Automne 2012. Une villa luxueuse au bord de la Méditerranée à Marbella (Espagne, Andalousie). Un homme anxieux, nerveux, Hubert Antoine (Roschdy Zem) arpente les pièces puis sort dans le jardin jouxtant la mer. Soudain, il se précipite sur une plage à proximité de laquelle arrive, du large, une noria de zodiacs chargés de ballots surveillés par des hommes armés. Les colis sont rapidement chargés dans des fourgons lesquels se rangent sans plus tarder dans le grand garage de la villa. Hubert Antoine supervise l’opération : il s’agit de tonnes de drogue qui vont être acheminées vers Paris et Amsterdam.
Jacques Billard (Vincent Lindon) patron de l’OCRTIS (Office Central pour la Répression du Trafic Illicite des Stupéfiants) prend la parole dans un symposium pour défendre sa doctrine : il ne sert à rien de saisir des cargaisons de drogue dans la mesure ou il s’agit d’un prélèvement ridicule sur la quantité en circulation. En revanche, il faut intervenir sur la logistique des réseaux de passeurs afin de désorganiser leurs transactions : c’est beaucoup plus rentable … Cette stratégie a une conséquence majeure : pour avoir des informations sur les réseaux il est nécessaire de frayer avec de « gros bonnets », ce qui n’est pas anodin. De fait, on favorise le négoce de certains narcotrafiquants : c’est un jeu dangereux.

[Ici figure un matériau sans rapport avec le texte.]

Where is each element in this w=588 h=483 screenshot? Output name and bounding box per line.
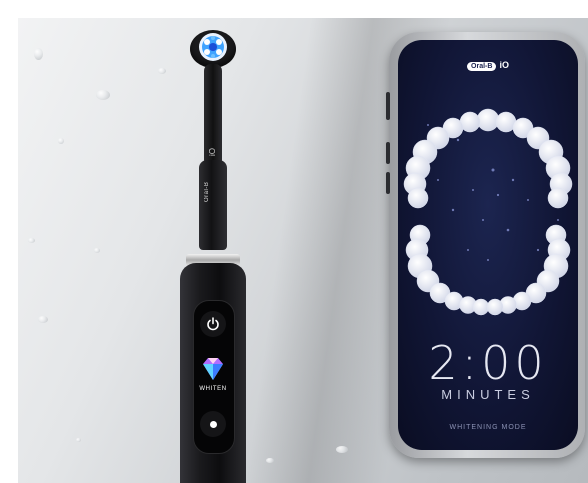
water-droplet [94, 248, 100, 253]
water-droplet [34, 48, 43, 60]
water-droplet [58, 138, 64, 144]
timer-unit-label: MINUTES [441, 387, 535, 402]
mode-label: WHITEN [199, 386, 227, 392]
water-droplet [158, 68, 166, 74]
water-droplet [38, 316, 48, 323]
water-droplet [266, 458, 274, 463]
power-icon [207, 317, 219, 331]
neck-series-label: iO [208, 148, 217, 156]
mode-button[interactable] [200, 411, 226, 437]
phone-side-button [386, 172, 390, 194]
phone-side-button [386, 142, 390, 164]
water-droplet [28, 238, 35, 243]
water-droplet [76, 438, 81, 442]
brand-suffix: iO [499, 60, 509, 70]
diamond-icon [203, 358, 223, 380]
product-scene: iO Oral-B WHITEN Oral-B iO 2:00 MINUTES … [0, 0, 588, 483]
phone-screen: Oral-B iO 2:00 MINUTES WHITENING MODE [398, 40, 578, 450]
mode-dot-icon [209, 420, 217, 428]
power-button[interactable] [200, 311, 226, 337]
water-droplet [96, 90, 110, 100]
teeth-map-icon [403, 108, 573, 316]
phone-side-button [386, 92, 390, 120]
water-droplet [336, 446, 348, 453]
bristle-head-icon [199, 33, 227, 61]
brushing-timer: 2:00 [428, 336, 548, 390]
brushing-mode-label: WHITENING MODE [449, 424, 527, 431]
brand-pill: Oral-B [467, 62, 497, 71]
neck-brand-logo: Oral-B [204, 181, 210, 203]
app-brand-logo: Oral-B iO [398, 60, 578, 71]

En octobre 2015, en plein centre de Paris, un contrôle inopiné sur des camions stationnés « sous surveillance » permet à la police de saisir neuf tonnes de drogue d’un important « parrain » en relation avec l’OCRTIS. La Procureure de la République (Valeria Bruni Tedeschi) lance une enquête et convoque Jacques Billard. Stéphane Vilner (Pio Marmaï) journaliste d’investigation au quotidien Libération démarre la sienne avec l’accord de sa rédaction.
L’affaire s’ébruite. Le journaliste est contacté par un inconnu qu’il rencontre dans un café : c’est Hubert Antoine, détenteur d’informations sensationnelles sur les rapports entre Jacques Billard, haut fonctionnaire de police, et les « gros bonnets » de la drogue.
Hubert Antoine a une personnalité complexe : est-il un manipulateur, un délateur ou un mythomane … Il est très prolixe.
Enquête sur un scandale d’Etat, troisième long métrage de Thierry de Peretti (51 ans) est tiré d’une histoire vraie : les révélations d’Hubert Antoine, un « aventurier du renseignement », de l’infiltration, au journaliste de Libération Emmanuel Fansten. Ensemble, ils rédigent un ouvrage à partir de leurs longs entretiens : L’infiltré (Editeur Robert Laffont – 2017), dont s’inspire librement le scénario du film. Jusqu'où, un état de droit peut-il se compromettre, via de hauts fonctionnaires de police, avec des truands notoires pour obtenir des résultats quantifiables ? A cette interrogation s’ajoute les doutes récurrents du journaliste/rédacteur souvent déstabilisé par la personnalité trouble de son informateur : Hubert Antoine reconnaît une longue amitié avec Jacques Billard qui aurait pris fin. Depuis, il l’accable de reproches, d’agissement déloyaux dans son ministère. Avec ses dossiers soigneusement classés, il souhaite « faire péter la République ». Rien de moins !
Thierry de Peretti raconte cette filandreuse histoire dans un style nerveux quoiqu’un peu bavard. Pour donner plus de vérité à son récit cinématographique, il choisit de le photographier en image format 1.33 :1 (format carré) inusité de nos jours, et en caméra numérique, éclairage naturel et son direct. La qualité de l’image sur l’écran s’en ressent. Par contre, les cadres sont toujours justes. Au Festival de San Sébastian 2021 où Enquête sur un scandale d’Etat a été présenté en sélection officielle, le film a remporté le Prix de la meilleure image ! C’est pour le moins surprenant de la part de nos amis espagnols.
Les deux acteurs principaux Roschdy Zem (Hubert Antoine) et Pio Marmaï (Stéphane Vilkner) sont surprenants de vérité chacun dans son style : le premier « tordu », dilettante, tout en sous-entendu et non-dit ambigu ; le second droit, entêté, dévoué à son enquête à la recherche de vérités qui se dérobent, s’estompent. Quelques intrusions puissantes de Vincent Lindon (Jacques Billard) en « super flic », passablement retors, complètent le tableau.
En conclusion, Enquête sur un scandale d’Etat un thriller haletant de deux heures que l’on visionne avec plaisir. De surcroît, nous sommes amenés, sans didactisme ni manichéisme, à nous interroger sur la solidité d’une démocratie adossée à un état de droit.